According to research published in JACC: Heart Failure, patients with heart failure who experience low health literacy are at an increased risk of hospitalisation and mortality. A press release reports that this finding has significant clinical and public health implications and suggests that assessing and intervening upon an individual’s understanding of their own health could improve heart failure outcomes.

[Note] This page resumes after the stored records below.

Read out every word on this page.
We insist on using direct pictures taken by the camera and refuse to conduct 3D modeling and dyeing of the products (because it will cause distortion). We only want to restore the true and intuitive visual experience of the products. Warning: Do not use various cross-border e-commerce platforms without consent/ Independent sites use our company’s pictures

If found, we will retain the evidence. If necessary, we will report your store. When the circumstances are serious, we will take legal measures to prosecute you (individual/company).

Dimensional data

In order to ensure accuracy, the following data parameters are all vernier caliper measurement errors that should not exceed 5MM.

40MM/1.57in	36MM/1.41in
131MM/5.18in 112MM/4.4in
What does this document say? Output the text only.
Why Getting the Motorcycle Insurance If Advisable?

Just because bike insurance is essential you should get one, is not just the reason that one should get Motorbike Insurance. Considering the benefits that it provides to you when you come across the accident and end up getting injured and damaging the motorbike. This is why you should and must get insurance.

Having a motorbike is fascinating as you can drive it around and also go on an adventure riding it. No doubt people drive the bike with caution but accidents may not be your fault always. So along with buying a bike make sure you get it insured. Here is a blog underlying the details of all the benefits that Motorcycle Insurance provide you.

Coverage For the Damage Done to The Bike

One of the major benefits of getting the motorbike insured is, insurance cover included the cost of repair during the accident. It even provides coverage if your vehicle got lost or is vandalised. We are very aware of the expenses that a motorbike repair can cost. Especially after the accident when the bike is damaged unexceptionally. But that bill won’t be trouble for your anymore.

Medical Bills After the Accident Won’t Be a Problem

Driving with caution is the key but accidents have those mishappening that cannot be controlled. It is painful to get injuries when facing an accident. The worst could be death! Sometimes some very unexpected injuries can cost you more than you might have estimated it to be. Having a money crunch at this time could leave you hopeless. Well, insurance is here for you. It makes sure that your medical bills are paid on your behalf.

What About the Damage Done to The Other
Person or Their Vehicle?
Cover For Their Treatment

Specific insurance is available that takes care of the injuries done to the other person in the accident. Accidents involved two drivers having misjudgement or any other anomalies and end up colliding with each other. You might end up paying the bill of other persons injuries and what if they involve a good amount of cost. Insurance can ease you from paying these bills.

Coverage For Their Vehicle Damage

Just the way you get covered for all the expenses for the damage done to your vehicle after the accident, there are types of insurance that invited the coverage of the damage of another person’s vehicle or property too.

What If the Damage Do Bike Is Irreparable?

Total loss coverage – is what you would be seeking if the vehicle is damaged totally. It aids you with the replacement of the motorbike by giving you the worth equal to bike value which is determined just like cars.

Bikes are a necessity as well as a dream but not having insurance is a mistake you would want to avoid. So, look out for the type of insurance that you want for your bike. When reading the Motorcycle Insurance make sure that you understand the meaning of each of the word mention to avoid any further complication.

Study authors Lila J Finney Rutten (Mayo Clinic in Rochester, USA) and colleagues state health literacy is the “the degree to which individuals have the capacity to obtain, process and understand basic health information and services needed to make appropriate health decisions”. Previous studies have suggested that low health literacy among patients with heart failure could be associated with a higher risk of mortality, hospitalisations and emergency department visits, but results have been inconsistent. Therefore, Finney Rutten et al sought to determine the effect of health literacy on mortality, while adjusting for important potential confounders, on hospitalisations and emergency department visits among heart failure patients; the first meta-analysis of its kind.
They, with the assistance of a medical librarian, conducted a systematic review across EMBASE, MEDLINE, PsycInfo and EBSCO CINAHL databases from inception to 1 January 2019. Both observational and interventional studies evaluated the impact of health literacy among patients 18 years or older with heart failure on mortality, hospitalisations and emergency department visits for all causes. Interventional studies evaluated interventions among patients with heart failure who had low health literacy. Among the observational studies, 9,171 heart failure patients were included, of which 2,207 (24%) had inadequate or marginal health literacy.
In the studies reviewed, health literacy was assessed using objective or subjective measures—objective health literacy measurement tools evaluate how much the patient comprehends medical information and subjective measurement tools evaluate how much the patients think they understand.
The authors found that low health literacy was associated with higher unadjusted risk for mortality (relative risk [RR]: 1.67, 95% confidence interval [CI]: 1.18, 2.36), hospitalisations and emergency department visits. In adjusted analyses, low health literacy remained statistically associated with mortality and hospitalisations, but no correlation was found for emergency department visits. Among the four interventional studies, two effectively improved outcomes for heart failure patients with low health literacy.
Finney Rutten comments: “Our findings showed that an inadequate level of health literacy is associated with increased risks in mortality and hospitalisation among patients with heart failure. Identifying health literacy as a factor that affects health outcomes and measuring its effect on patients with heart failure is essential to allocate more resources for, and research on, interventions to improve health literacy.”